Monday Readings: Screen No Deal
Monday Readings are a series of convivial situations to research our technological and infrastructural inter-dependencies. They bring our everyday technical encounters in conversation with
theoretical and political thinking, by close-reading technologies as if they were texts, and viceversa.

This session will create a moment to unfold the different layers of the collective experience of a "Screen New Deal", a term proposed by Naomi Klein to describe the recent period in which videoconferencing and rectangularised communication became the new norm for all aspects of everyday life. In particular we will discuss what this meant and means for the realm of education, how certain software platforms silently creep in new forms of pedagogy, what critiques and potential alternatives were brought as forms of resistance to this new problematic default.

The session is subdivided in two parts: first a practical exercise that will take place in and on video-conferencing platforms, then a reading of short texts that explore the same techno-political densities that have been experienced hands-on in the first part of the day.

Timing
Wednesday 03 February
11.00 - 13.00 part 1
14.00 - 16.00 part 2

Address
This online session can be joined at:
https://bbb.constantvzw.org/b/mar-gkt-ueh-7wq

Bio’s
Martino Morandi wrote this bio text on a QWERTY keyboard on a Lenovo laptop on a seat of a Trenord train moving on the italian RFI rails, running on electricity from state hydro-electric power plants on the Alps. He researches the tangle of and our entanglements with these elements and is interested in the politics of our interactions with technology at different scales, from power plants to bio texts.

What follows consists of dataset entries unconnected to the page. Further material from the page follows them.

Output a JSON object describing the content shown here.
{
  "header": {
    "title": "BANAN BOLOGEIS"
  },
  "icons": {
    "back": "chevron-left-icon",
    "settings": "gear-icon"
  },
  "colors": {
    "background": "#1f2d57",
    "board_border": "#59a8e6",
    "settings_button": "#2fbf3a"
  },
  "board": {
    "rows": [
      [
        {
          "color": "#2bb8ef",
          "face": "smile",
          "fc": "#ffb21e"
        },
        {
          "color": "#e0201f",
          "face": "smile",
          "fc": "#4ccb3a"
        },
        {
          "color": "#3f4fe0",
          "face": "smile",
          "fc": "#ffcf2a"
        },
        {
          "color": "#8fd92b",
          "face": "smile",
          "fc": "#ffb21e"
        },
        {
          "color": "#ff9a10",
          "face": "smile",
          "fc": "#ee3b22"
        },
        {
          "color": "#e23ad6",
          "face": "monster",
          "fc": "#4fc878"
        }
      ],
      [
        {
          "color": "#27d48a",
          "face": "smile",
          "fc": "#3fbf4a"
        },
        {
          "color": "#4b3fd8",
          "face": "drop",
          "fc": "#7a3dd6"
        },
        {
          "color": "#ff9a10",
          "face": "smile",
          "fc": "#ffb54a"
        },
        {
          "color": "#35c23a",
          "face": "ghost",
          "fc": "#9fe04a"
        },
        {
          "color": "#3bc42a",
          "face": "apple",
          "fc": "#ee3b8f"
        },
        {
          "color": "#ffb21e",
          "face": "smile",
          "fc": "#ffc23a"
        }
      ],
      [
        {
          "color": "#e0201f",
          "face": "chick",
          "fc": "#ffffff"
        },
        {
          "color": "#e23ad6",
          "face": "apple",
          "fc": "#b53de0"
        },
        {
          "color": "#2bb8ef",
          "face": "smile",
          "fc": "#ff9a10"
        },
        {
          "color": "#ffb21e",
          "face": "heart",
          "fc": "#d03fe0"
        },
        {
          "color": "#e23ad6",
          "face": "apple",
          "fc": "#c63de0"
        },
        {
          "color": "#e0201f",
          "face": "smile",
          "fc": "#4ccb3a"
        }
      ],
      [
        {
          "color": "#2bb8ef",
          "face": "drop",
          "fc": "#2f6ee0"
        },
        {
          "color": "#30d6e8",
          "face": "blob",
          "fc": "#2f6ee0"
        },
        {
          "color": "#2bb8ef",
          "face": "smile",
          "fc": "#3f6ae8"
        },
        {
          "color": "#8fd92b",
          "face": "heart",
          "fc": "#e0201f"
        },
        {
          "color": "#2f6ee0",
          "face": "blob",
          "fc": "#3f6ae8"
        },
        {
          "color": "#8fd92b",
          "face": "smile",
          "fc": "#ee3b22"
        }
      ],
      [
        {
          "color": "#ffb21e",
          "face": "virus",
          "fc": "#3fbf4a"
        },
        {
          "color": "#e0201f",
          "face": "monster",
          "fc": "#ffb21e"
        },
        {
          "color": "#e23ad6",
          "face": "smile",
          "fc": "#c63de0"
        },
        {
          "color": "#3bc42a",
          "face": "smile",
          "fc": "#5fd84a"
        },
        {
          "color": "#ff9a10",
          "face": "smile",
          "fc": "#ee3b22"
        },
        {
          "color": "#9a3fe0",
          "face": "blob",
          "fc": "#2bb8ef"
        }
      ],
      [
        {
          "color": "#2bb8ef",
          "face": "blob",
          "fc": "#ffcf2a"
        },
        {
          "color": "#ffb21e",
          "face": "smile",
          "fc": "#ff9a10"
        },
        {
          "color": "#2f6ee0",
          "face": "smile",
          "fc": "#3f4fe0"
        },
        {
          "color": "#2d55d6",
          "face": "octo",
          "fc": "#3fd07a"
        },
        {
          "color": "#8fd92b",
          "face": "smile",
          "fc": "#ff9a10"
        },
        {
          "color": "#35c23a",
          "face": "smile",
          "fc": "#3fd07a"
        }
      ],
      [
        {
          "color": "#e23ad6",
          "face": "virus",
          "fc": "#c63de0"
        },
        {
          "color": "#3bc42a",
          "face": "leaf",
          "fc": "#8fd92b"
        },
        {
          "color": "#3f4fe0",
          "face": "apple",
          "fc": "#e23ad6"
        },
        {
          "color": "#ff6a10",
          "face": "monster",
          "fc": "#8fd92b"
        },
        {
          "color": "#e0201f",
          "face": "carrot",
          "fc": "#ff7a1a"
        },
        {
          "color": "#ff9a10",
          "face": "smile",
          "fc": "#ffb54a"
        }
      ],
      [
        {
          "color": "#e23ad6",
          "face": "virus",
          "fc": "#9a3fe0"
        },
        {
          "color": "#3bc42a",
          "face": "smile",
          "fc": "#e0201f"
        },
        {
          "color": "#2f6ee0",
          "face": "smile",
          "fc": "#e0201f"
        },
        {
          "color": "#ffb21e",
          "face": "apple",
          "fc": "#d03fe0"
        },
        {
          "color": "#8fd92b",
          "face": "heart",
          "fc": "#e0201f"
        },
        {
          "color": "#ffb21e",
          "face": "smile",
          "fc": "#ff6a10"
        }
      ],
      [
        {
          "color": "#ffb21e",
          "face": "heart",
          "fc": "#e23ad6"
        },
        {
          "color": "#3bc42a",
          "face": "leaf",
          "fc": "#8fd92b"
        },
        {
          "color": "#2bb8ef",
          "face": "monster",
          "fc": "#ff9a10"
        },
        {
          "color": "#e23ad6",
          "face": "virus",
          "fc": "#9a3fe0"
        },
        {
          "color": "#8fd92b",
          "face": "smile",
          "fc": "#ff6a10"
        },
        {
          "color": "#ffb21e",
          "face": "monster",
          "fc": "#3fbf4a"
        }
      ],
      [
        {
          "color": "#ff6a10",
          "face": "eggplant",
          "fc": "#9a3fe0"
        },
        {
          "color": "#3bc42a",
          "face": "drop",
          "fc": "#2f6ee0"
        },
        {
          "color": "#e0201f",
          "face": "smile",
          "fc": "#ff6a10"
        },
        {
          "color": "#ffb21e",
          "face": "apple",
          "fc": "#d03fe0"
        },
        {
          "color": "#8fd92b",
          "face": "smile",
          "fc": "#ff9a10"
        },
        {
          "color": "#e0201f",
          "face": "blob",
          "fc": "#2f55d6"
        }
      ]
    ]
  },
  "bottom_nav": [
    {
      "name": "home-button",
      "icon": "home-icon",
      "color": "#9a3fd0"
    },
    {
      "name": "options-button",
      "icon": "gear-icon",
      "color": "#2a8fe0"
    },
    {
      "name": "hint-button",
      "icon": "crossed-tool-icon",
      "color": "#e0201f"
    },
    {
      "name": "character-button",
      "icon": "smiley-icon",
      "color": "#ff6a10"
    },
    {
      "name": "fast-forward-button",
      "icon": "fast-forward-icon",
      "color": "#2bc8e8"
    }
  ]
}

Jara Rocha works through the situated and complex forms of distribution of the technological with a trans*feminist sensibility. With a curious confidence in transtextual logistics and a clear tendency to profanate modes, tends to be found in tasks of remediation, action-research and in(ter)dependent curatorship. Main areas of study have to do with the semiotic materialities of political urgencies. Always together with companions, they work on projects like The Underground Division: an emerging research on the co-constitution of 3D imaginations and the so-called body of the earth, Volumetric Regimes on patriarchocolonial
turbocapitalist volumetrics, Naturoculturas son disturbios (a monthly program at a community radio in Barcelona) or Vibes & Leaks on mediated embodiments of voices.